The Mother of Monsters: A Story from South Africa by Fran Parnell, illustrated by Sophie Fatus
This second in a series of monster tales features a story from South Africa retold for young readers. It is the story of Ntombi, the mischievous and brave daughter of the chief, who is determined to see the dangerous Ilulange River with her own eyes. Her father allows her the trip to the river as long as she takes the other girls along with her. When they finally reached the legendary river, the girls are disappointed. Instead of danger, they have found a river that looks perfect for swimming. Leaving their clothes on the bank, the girls splash in the water. Then they discover that their clothes are missing. It could have been the Mother of Monsters who took them! One-by-one the girls pled with the monster to return their things, and the monster does. But Ntombi is not willing to beg for her clothing, so the monster swallows her whole. But that is not the end of the story! You must read this book to find out how Ntombi survives the Mother of Monsters.
Parnell has broken the story into chapters, making it all the more pleasant for beginning readers who can take the story a bite at a time. The chapters are short and filled with action. The star of the book, Ntombi, is both brave and foolish, often at the same time. Throughout the story, she learns about humility but also about love. The book is clearly from another culture, which makes it all the more interesting to read.
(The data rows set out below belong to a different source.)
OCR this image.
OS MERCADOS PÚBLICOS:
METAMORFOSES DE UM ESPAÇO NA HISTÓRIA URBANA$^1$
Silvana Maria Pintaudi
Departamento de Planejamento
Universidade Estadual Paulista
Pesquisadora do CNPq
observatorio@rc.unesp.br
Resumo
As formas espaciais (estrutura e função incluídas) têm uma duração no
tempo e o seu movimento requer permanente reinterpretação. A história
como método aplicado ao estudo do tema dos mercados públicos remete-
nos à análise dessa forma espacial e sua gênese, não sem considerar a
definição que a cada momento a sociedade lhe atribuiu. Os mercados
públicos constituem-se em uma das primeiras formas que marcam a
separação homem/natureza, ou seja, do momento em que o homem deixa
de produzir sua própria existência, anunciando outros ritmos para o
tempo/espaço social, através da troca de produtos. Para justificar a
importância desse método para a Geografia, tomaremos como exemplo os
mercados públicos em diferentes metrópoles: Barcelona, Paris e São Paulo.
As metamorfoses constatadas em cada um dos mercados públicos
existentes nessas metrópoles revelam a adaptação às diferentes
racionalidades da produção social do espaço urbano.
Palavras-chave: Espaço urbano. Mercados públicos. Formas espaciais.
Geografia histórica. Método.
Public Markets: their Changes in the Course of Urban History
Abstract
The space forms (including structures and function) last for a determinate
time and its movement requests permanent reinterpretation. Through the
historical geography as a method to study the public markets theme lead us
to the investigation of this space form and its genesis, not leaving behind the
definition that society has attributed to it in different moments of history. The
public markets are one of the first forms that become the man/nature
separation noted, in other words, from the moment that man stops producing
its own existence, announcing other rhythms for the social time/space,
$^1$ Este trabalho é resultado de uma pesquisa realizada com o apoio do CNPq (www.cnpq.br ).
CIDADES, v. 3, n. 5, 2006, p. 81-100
Filled with bright colors, the paintings by Fatus have an intriguing folk quality to them. The scenes of the girls without clothing are handled with skillfully placed leaves, hands and flowers. The illustrations have humor to them, which makes the book very playful, something that is welcome with a monster devouring people.
A welcome addition to folktales, this is a story I had never heard before and really enjoyed. Appropriate for ages 6-8.
Reviewed from copy received from Barefoot Books.